Chinese equities jitters contributed to the aforementioned Emerging Markets underperformance. Indeed, the MSCI China Index was down by -3.3% in August, while having lost 22% from their recent peak (June 1st) to trough (August 20th | +5% since then).
Chinese equities have retreated as the economic momentum has disappointed. In the event, the annual growth of retail sales decelerated by 3.6 pps to +8.5% in July, versus consensus estimates for +10.9%. In a similar vein, industrial production decelerated by 1.9 pps to +6.4% (consensus: +7.9%).
The aforementioned easing has come alongside less intensive policy support, with overall credit growth, as measured by Total Social Financing, at +10.7% yoy in July, versus a peak of +13.3% yoy in February 2021. Furthermore, Chinese authorities have signaled a back-loading of fiscal policy support, towards the end of 2021.
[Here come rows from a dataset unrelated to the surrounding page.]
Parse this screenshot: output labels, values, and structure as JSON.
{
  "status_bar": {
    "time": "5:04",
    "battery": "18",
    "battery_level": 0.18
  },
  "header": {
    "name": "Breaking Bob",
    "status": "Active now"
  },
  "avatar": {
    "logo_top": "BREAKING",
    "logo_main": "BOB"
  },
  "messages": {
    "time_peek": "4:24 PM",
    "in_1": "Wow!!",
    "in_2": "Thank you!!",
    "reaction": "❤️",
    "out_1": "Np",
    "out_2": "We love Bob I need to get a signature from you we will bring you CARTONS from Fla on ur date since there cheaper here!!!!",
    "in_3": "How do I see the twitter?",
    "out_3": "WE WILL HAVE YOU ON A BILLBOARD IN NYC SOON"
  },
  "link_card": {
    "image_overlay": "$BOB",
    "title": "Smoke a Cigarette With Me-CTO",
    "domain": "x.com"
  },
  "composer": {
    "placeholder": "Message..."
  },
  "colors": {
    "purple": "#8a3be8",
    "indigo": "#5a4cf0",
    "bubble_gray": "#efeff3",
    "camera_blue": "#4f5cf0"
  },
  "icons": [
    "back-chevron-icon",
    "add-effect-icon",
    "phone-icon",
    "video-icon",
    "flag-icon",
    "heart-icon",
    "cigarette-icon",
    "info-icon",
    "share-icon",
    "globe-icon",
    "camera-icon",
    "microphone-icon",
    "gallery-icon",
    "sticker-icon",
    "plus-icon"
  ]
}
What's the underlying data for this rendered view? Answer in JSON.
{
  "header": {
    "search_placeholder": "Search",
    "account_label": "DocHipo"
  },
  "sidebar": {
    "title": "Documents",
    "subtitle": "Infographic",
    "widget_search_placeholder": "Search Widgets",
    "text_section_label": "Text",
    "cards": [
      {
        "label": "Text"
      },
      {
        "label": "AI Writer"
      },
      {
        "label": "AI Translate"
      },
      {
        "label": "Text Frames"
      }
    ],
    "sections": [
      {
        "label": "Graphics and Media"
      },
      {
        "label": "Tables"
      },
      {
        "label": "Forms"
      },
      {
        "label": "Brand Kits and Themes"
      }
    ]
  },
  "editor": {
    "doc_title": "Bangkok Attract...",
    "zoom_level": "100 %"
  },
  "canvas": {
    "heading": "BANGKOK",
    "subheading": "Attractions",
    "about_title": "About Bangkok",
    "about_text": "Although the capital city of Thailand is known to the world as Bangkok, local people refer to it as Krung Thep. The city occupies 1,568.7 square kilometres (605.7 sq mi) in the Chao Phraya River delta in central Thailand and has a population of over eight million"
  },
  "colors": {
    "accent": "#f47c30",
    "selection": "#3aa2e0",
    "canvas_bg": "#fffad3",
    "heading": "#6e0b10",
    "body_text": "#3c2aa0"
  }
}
Moreover, concerns for a broad tightening of the regulatory grip on firms have increased, after, inter alia: i) a mandatory conversion to non-profit institutions of firms that provide kindergarten to 12th grade (K-12) after-school tutoring (furthermore, foreign capital is no longer allowed in these institutions) and, more importantly; ii) a major data protection law, which passed on August 20th.
Overall, high frequency data and global PMI indicators point to a continued loss of global growth momentum, albeit from elevated levels. Investors will also remain focused on the impact of rising Covid-19 cases on global economic activity, on both supply and demand sides.